Video Game and Tech Workers Unionization Campaign

A story on the Los Angeles Times outlines an effort by the Communications Workers of America to unionize employees of video game and tech companies. This involves what's called the Campaign to Organize Digital Employees (CODE, get it?). This arises from a grassroots effort from a couple of years ago called Game Workers Unite rather than the pitch last year from the AFL-CIO. The article also reports a separate new formal relationship between the Toronto chapter of Game Workers Unite with the Communications Workers of America. The story details some of the issues facing the game industry, including crunch, production schedule-related layoffs, and forced arbitration of sexual harassment and workplace discrimination claims. Here's a bit more quoting both CWA lead organizer Tom Smith and Game Workers Unite co-founder Emma Kinema:
The new project charts a path away from organizing video game workers along the Hollywood craft union model. SAG-AFTRA has represented video game voice actors for years, and called a strike in 2017 over pay and royalty structures. But CWA largely follows the industrial union model, which organizes entire companies at once rather than splitting workers who perform different jobs into specialized unions.

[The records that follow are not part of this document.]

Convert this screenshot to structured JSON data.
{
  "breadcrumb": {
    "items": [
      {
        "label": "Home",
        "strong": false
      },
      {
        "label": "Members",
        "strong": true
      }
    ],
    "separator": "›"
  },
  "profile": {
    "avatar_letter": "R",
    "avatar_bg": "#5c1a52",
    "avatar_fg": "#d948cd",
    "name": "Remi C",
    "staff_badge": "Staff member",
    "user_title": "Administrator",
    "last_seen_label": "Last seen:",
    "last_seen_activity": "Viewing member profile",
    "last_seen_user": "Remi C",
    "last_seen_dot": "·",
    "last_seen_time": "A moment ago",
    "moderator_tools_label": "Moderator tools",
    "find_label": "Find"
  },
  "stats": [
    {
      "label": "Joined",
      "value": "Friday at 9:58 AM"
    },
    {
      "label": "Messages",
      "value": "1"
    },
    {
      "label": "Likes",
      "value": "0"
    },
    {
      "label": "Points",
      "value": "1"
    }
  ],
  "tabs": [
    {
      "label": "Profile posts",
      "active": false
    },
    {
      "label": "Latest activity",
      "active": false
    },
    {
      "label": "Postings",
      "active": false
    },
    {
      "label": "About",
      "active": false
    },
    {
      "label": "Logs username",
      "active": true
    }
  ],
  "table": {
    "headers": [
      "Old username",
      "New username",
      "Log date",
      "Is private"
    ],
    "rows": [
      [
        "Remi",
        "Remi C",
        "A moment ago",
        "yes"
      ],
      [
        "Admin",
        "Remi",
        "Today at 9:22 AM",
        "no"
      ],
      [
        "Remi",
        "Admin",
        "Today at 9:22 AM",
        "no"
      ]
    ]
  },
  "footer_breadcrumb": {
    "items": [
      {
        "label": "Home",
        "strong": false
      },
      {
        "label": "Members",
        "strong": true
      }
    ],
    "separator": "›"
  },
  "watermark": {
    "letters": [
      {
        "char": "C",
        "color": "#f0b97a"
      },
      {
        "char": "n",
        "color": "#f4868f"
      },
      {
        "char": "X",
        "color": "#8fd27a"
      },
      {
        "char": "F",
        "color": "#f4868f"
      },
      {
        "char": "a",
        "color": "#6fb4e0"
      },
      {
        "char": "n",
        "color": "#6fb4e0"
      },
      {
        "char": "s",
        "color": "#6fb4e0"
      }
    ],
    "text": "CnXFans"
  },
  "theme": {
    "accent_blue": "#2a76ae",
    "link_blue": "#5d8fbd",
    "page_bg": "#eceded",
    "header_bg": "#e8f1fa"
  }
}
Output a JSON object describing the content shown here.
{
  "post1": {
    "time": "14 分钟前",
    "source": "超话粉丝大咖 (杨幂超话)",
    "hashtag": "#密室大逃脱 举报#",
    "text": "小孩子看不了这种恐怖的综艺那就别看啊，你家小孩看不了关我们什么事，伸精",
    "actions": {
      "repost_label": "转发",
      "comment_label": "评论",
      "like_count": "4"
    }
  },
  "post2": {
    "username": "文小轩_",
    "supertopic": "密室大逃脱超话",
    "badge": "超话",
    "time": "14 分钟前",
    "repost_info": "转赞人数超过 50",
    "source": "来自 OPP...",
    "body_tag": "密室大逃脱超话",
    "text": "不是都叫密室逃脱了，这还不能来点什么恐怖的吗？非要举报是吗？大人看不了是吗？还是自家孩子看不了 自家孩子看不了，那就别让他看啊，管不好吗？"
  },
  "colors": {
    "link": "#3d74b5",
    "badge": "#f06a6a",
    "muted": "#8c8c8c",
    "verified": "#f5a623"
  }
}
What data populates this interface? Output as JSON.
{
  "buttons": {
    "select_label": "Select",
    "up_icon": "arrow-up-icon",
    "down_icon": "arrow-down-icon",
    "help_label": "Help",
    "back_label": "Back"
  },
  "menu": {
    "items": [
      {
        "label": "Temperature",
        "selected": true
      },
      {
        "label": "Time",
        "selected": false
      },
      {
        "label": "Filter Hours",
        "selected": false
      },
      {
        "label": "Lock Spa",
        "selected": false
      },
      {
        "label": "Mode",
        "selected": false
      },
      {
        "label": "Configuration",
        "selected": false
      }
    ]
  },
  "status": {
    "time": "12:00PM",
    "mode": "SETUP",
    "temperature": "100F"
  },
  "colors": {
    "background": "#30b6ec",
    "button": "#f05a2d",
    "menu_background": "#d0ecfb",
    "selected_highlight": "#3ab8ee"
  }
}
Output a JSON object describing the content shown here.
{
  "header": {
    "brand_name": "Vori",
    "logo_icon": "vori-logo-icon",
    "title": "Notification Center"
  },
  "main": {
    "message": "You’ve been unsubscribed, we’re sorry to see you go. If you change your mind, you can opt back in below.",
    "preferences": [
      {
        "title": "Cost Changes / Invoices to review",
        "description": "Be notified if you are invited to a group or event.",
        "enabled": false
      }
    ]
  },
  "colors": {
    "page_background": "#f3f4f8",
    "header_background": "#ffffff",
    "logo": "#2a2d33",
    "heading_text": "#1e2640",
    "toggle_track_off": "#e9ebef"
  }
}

Smith, for his part, said that CWA could accommodate craft-based organizing if that’s what video game or tech workers want, emphasizing that the workers will ultimately decide how to organize. But Kinema saw the decision to join CWA in starker terms.

“We believe workers are strongest when they’re together in one shop in one union, so the disciplines can’t be pitted against each other—none of that’s good for the workers,” Kinema said. “I think in games and tech the wall-to-wall industrial model is the best fit.”